Philip Consolo, owner of Hanover-based Rosa Farms, proposed selling Christmas trees in a 40 by 40-foot area, in addition to fruits, vegetables, gourds, pumpkins, and wreaths in a temporary farm stand structure on the lot at Main Street and 172 Lynn Fells Parkway.
The Saugus native is affiliated with Boston Public Market, a permanent, year-round, self-sustaining market featuring fresh, locally sourced foods. He estimated that tree sales would make up about 50 percent of his business model, but was told by selectmen that he could not sell them.
“My concern is that this is going to hurt an existing Saugus business,” said selectman Mark Mitchell, who made the motion to grant Consolo’s application but prohibit him from selling trees on the property. “Me, personally, I wouldn’t support this with the tree aspect of it.”
Mitchell said many of the organizations that sell trees are nonprofits, including Boy Scout Troop 62 and the Saugus High School football team.
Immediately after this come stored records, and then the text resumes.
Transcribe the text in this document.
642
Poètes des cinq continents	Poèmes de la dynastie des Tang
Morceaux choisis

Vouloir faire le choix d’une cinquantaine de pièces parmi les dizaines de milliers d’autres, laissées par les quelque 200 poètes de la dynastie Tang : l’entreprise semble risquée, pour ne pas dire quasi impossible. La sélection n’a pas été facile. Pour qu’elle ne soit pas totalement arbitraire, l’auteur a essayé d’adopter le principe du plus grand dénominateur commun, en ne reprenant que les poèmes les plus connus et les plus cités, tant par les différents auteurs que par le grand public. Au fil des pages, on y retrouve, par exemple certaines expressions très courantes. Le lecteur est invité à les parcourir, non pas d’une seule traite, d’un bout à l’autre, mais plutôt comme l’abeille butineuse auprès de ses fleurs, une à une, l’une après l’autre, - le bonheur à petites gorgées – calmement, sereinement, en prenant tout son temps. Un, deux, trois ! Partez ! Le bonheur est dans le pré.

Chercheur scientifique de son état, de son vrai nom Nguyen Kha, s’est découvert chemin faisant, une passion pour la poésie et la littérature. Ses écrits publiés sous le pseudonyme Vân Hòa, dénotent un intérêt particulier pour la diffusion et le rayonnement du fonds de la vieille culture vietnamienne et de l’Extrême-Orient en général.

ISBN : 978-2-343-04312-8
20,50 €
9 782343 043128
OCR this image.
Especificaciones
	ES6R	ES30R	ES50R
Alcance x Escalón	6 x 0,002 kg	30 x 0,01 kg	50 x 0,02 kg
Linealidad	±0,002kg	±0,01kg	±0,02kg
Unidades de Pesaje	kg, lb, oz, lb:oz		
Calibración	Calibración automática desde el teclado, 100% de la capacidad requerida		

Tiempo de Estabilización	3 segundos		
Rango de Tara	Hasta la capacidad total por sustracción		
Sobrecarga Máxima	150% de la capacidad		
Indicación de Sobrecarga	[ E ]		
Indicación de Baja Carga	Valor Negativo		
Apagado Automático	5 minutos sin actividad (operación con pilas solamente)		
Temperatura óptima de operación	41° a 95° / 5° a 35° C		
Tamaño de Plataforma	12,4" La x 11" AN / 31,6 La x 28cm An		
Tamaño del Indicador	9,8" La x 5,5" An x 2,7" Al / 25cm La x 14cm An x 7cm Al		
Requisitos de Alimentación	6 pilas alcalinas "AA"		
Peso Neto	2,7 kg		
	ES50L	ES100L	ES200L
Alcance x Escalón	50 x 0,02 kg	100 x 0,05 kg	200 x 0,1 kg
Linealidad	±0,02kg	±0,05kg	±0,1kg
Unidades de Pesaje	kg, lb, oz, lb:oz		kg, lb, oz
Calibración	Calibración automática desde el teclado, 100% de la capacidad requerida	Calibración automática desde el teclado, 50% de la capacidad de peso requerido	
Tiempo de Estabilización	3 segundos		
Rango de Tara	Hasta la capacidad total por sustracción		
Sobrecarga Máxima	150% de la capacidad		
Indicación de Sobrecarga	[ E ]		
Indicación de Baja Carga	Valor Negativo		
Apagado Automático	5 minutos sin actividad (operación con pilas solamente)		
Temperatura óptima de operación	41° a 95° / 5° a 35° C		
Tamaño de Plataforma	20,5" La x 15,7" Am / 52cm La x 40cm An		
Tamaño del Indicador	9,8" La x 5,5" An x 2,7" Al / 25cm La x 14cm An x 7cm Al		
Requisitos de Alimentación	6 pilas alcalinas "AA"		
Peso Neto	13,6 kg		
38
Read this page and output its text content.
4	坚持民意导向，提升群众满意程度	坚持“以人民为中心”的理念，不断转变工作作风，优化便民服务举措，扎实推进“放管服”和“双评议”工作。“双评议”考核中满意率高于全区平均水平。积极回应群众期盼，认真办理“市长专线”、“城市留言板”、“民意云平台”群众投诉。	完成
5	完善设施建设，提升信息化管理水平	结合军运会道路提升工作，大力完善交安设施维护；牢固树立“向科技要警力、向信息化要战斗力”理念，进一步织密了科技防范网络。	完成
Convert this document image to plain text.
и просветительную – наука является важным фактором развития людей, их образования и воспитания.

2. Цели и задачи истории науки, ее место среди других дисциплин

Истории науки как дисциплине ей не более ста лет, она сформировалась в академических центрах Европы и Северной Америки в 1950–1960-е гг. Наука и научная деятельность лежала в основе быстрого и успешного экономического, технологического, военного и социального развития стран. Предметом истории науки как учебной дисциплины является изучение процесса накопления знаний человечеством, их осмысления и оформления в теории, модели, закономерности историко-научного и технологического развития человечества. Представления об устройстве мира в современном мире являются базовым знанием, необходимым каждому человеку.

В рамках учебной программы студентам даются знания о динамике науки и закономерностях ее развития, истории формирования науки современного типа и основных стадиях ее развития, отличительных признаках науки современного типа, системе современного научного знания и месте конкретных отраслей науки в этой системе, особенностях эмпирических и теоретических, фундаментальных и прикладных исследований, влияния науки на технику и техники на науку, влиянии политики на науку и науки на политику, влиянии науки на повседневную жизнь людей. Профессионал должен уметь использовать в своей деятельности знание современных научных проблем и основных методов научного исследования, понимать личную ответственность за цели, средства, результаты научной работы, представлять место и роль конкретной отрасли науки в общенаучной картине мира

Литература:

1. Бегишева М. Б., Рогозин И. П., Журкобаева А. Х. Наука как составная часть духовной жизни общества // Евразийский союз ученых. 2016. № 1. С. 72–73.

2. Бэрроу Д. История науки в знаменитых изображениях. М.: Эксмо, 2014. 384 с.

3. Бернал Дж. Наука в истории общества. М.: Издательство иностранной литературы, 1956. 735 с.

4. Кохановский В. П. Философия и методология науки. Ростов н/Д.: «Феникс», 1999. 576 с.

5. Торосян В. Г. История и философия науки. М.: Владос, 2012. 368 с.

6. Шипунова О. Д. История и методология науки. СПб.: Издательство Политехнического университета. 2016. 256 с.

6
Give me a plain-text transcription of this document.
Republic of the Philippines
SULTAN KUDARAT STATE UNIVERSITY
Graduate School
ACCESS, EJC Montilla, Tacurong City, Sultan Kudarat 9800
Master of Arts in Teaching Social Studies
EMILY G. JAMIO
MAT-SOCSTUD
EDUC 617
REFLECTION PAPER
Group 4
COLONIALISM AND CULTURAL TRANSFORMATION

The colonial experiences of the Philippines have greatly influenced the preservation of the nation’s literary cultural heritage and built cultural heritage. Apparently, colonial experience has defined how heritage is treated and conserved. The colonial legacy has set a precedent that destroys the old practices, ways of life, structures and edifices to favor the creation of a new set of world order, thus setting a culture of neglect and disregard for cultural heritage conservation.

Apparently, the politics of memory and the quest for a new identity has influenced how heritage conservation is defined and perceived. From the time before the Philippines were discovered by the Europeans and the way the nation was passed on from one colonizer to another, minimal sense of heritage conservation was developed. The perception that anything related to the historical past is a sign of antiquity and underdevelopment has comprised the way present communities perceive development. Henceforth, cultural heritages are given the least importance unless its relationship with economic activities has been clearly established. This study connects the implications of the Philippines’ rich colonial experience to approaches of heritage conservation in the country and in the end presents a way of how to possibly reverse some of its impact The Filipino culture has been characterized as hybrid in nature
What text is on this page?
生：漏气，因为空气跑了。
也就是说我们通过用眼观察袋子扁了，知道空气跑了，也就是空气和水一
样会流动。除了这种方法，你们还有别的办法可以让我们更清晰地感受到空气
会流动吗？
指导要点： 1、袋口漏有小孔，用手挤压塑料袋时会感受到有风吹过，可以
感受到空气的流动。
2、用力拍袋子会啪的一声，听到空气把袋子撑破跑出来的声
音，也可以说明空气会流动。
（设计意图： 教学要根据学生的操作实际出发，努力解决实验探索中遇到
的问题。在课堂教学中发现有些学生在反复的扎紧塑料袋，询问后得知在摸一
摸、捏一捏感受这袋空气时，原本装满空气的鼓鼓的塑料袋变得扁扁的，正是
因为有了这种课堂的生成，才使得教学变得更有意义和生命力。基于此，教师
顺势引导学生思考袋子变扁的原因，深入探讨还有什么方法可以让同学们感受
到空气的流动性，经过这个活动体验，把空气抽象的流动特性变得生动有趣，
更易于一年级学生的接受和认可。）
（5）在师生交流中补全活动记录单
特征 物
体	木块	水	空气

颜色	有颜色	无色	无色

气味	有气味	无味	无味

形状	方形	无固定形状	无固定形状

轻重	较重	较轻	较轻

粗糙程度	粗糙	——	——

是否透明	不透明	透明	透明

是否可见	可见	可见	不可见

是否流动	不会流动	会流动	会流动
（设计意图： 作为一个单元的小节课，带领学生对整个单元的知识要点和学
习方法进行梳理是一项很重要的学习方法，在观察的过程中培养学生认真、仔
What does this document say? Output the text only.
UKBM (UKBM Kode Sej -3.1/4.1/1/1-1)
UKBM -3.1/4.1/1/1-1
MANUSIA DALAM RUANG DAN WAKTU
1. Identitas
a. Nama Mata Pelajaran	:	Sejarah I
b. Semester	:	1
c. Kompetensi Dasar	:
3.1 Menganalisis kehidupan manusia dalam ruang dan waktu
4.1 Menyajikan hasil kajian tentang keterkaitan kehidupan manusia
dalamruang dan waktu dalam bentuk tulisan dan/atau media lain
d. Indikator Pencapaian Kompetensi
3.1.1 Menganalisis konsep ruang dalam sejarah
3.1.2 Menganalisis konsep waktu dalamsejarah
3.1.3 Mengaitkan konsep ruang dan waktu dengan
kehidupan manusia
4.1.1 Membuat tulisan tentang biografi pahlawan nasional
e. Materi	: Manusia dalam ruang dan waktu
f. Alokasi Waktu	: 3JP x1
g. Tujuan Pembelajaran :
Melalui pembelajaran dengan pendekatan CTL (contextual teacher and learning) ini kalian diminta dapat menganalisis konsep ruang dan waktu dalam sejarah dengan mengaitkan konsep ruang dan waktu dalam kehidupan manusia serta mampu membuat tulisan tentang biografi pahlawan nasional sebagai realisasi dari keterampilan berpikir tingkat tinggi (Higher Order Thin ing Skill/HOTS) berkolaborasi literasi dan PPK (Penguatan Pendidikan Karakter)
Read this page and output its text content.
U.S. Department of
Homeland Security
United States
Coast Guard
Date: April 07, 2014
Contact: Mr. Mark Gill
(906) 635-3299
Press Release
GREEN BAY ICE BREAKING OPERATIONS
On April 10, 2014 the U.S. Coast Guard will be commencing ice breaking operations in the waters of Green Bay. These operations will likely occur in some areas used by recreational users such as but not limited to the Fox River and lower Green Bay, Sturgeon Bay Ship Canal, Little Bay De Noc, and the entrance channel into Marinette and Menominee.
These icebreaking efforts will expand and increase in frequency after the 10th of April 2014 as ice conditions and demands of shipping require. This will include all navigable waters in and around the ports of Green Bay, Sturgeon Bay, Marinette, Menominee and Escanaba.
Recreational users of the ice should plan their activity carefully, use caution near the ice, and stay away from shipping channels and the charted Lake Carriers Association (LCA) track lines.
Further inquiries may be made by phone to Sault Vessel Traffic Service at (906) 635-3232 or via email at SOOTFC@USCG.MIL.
All five members ultimately supported his motion.
“To me, I just think we have too many folks in the immediate area selling trees who depend on it and they’re Saugus businesses,” said Mitchell.
Juniper Drive resident Jim Healey argued that Consolo should be given the same opportunity as the existing businesses Mitchell mentioned.
“His idea with the trees, the flowers, the produce, brings some life to that location,” said Healey. “I sit at the light four to five times a day. It used to be a gas station and it has been empty since (it closed). I don’t think his idea brought before you should be diminished in any way. J. Pace sells breakfast and Iron Town (Diner) sells breakfast. It’s not to hurt anybody but to have the opportunity like anybody else.”
Alisa DeSantis, a Natick resident who attended to support Consolo, felt the decision was unfair.
“Even the dollar store sells trees,” she said.
Selectman Jeff Cicolini said he’s not sure that there’s a need for more tree stands in town because several are already available. He also feared the stand would be detrimental to nonprofits who rely on the money they earn selling trees. Cicolini noted that he’s a big supporter of small business and the land needs something to change it from the way it’s sitting now.
Selectman Scott Brazis said he feared that if the business didn’t work without the trees, he wouldn’t come back in the spring to continue working in town.
“I think it’s fair to give somebody a chance,” said Brazis.
In an interview with The Item following Wednesday’s meeting, Consolo said he was disappointed that he wouldn’t be selling trees and feared it could hinder his business plan.
The farm stand will be open Monday through Saturday from 11 a.m. to 7 p.m. and Sunday from 8 a.m. to 5 p.m.